I stumbled on this a few weeks ago when I was checking out old recipes in Google Reader. (Side note: I have yet to try out any of the new Google Reader alternatives… does anyone have a favorite yet? July is coming quickly!) It looked easy enough for a weeknight (especially since I have cooked squash in the freezer), and I always feel better when I can bulk up my pasta with veggies. 🙂 And since orzo cooks so much faster than rice, it comes together so much quicker than regular risotto.
Unfortunately, we liked it so much that we finished it all that night. In fact, I had to fight Andy away from the bowl while I was taking pictures! He polished it off as soon as I put the lens cap back. And then we both ate PB&J for lunch the next day.
Butternut Squash Orzotto
3/4 cup butternut squash puree
1 tablespoon olive oil
1 small onion, chopped (about 1/3 cup)
1 garlic clove, minced
3 cups chicken broth or stock
splash of white wine (or additional stock/broth)
1 cup orzo pasta
1/2 cup Parmesan cheese
pinch of cinnamon
pinch of cayenne pepper
fresh ground pepper
Drizzle the olive oil in a large skillet. Heat the olive oil over medium heat, and then add the onions to the oil. Cook, stirring occasionally, until onions are brown and caramelized. Add the garlic and cook for another minute.
While the onions are cooking, warm the broth in a saucepan. Keep it warm until ready to use.

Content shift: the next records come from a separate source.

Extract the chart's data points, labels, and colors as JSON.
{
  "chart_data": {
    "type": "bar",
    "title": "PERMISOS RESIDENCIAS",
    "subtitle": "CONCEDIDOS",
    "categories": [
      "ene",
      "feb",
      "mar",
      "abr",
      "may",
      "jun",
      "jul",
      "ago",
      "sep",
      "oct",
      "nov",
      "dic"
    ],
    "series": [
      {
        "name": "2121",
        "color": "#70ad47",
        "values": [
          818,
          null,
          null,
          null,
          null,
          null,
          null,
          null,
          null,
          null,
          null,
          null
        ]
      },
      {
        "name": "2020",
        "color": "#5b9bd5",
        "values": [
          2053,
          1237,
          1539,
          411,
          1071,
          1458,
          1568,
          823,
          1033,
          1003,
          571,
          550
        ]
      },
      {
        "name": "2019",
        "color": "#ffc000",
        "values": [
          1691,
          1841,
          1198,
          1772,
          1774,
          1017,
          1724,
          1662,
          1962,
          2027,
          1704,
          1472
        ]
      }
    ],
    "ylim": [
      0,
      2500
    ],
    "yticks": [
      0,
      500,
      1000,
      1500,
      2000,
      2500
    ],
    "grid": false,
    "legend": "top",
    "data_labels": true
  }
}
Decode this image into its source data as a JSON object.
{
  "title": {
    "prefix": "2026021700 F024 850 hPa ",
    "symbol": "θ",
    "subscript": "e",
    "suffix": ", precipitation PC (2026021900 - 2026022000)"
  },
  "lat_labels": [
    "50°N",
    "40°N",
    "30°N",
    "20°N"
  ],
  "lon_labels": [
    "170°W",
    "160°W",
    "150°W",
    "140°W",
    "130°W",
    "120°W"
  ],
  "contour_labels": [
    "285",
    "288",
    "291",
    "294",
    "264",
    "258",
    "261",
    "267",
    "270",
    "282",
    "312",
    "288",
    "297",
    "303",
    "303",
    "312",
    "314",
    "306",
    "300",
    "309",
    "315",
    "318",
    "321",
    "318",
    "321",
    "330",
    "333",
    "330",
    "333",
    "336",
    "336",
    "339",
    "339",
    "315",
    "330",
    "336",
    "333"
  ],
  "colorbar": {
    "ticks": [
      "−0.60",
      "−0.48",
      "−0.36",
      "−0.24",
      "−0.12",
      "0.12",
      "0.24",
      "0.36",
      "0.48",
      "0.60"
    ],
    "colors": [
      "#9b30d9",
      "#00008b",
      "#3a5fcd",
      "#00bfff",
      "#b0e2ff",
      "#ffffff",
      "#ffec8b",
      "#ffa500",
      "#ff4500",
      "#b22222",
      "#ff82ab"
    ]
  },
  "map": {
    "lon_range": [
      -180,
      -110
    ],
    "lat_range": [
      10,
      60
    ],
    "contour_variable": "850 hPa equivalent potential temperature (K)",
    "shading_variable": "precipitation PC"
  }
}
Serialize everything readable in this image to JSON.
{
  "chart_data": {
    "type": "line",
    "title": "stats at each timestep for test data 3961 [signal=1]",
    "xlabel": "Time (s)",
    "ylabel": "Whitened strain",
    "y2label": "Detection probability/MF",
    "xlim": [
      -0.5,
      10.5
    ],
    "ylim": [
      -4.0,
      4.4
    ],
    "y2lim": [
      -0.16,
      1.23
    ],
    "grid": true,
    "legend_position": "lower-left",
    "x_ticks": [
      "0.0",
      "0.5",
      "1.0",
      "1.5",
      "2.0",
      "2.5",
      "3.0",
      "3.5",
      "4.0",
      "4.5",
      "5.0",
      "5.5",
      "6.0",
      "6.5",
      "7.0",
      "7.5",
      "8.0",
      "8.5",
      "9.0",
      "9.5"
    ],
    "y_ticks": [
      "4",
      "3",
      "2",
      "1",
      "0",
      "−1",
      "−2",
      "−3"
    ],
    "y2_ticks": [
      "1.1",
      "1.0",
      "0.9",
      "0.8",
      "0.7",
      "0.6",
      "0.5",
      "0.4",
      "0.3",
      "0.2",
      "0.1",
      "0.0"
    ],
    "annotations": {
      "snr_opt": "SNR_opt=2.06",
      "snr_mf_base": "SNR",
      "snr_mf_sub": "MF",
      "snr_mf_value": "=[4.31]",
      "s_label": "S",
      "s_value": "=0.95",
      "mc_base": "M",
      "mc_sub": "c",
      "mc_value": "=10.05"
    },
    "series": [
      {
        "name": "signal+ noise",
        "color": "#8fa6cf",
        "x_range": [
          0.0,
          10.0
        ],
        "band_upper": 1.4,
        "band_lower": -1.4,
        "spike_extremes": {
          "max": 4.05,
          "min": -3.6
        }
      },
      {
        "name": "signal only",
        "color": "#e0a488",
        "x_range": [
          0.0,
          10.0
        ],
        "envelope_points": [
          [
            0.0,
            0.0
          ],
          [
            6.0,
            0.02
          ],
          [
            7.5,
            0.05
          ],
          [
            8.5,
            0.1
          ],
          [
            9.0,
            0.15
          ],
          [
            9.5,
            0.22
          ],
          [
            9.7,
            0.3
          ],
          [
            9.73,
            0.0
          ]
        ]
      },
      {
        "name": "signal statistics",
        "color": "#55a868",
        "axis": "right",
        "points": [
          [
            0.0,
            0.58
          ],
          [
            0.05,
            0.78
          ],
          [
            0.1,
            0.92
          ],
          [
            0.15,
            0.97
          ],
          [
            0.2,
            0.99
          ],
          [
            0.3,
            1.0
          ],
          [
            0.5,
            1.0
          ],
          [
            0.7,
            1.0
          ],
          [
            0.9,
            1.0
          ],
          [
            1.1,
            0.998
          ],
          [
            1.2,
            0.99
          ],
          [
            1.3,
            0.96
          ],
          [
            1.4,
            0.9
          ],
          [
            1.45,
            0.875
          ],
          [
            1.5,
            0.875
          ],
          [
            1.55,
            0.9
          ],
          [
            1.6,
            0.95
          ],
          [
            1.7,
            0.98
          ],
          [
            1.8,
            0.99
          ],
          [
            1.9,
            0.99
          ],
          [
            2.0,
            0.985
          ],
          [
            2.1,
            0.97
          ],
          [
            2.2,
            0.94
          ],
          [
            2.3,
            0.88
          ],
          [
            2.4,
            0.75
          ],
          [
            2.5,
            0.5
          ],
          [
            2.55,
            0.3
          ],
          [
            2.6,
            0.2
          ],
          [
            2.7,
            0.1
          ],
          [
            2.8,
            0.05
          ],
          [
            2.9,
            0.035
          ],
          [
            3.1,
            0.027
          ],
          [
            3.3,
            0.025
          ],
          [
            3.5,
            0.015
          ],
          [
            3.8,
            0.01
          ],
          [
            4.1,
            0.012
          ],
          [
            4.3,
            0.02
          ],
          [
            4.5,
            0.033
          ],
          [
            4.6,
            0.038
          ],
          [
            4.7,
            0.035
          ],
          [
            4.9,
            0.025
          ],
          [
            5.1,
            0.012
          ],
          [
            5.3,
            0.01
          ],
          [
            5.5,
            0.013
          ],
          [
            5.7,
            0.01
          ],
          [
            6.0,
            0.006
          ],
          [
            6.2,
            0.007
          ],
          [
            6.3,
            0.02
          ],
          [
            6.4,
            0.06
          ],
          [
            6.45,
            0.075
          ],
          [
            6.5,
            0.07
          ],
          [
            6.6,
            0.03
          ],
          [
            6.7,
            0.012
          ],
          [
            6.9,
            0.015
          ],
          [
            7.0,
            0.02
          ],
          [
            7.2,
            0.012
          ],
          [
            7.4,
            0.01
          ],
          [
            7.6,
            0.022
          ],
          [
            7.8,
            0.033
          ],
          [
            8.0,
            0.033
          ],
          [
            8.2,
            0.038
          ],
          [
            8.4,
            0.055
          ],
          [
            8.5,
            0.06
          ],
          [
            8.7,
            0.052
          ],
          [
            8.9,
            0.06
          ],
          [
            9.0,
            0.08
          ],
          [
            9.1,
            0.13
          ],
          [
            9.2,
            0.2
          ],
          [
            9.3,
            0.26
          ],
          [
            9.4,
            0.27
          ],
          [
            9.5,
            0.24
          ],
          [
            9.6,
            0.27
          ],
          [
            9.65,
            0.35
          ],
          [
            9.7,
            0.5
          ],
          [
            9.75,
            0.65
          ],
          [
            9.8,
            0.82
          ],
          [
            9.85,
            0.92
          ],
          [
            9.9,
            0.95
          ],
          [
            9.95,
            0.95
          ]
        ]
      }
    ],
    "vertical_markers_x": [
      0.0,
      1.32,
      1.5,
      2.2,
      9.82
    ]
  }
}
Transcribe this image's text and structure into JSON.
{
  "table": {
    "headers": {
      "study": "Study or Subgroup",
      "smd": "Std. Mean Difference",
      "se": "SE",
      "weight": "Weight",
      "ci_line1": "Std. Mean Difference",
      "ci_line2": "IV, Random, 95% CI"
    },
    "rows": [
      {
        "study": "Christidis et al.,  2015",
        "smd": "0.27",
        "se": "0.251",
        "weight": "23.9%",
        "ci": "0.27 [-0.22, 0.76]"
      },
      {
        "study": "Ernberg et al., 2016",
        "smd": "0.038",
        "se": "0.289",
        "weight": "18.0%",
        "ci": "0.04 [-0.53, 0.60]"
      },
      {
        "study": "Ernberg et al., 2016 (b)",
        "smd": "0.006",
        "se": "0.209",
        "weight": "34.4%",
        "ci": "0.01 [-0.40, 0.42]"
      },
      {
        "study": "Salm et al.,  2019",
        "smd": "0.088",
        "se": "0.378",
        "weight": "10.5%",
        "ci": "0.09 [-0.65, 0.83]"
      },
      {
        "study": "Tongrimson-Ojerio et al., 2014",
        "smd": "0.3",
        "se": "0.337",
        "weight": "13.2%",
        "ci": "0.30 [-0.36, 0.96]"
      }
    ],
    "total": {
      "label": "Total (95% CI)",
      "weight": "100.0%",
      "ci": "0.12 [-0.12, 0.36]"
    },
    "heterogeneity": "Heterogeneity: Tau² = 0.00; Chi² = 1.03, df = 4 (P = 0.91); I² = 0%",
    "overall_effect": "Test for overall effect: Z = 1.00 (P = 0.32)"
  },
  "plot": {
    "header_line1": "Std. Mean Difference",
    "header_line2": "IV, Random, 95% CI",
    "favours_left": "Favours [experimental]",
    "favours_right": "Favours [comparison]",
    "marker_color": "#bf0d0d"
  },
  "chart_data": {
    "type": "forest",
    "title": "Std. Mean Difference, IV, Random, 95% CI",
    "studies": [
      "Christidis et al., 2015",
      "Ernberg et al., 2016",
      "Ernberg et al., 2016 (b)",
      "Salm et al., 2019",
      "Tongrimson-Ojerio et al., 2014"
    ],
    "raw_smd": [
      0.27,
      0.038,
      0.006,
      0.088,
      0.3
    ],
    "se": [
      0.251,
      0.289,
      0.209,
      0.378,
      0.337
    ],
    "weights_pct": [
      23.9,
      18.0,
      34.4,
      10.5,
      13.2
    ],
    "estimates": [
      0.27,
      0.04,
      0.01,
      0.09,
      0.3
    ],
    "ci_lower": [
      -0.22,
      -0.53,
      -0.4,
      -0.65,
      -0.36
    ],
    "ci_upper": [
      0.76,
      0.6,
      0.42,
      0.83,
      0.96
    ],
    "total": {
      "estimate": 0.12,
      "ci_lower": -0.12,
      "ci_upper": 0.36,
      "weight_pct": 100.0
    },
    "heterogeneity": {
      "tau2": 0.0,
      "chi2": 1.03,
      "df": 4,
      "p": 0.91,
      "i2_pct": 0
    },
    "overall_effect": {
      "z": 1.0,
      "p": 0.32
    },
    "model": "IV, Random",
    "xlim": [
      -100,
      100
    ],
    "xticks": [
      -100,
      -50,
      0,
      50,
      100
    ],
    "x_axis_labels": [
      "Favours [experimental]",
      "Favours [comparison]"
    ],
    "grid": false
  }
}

Deglaze the pan with the wine (a couple of tablespoons), scrapping up the browned bits. Cook until the liquid is almost gone. Add the orzo to the pot and stir until it is completely coated. Add 3/4 cup of broth to the pasta. Cook, stirring often until the broth is almost absorbed. Add the broth in 3/4 cup increments, stirring often and reserving 3/4 cup. (Be sure the broth is almost all absorbed before adding the next batch.)
Stir the squash, cinnamon and cayenne into the pasta. Add the last 3/4 of broth and stir to combine. Just before all of the broth has been absorbed, stir in the cheese. Remove the pot from heat. Season with salt and pepper to taste. Serve immediately.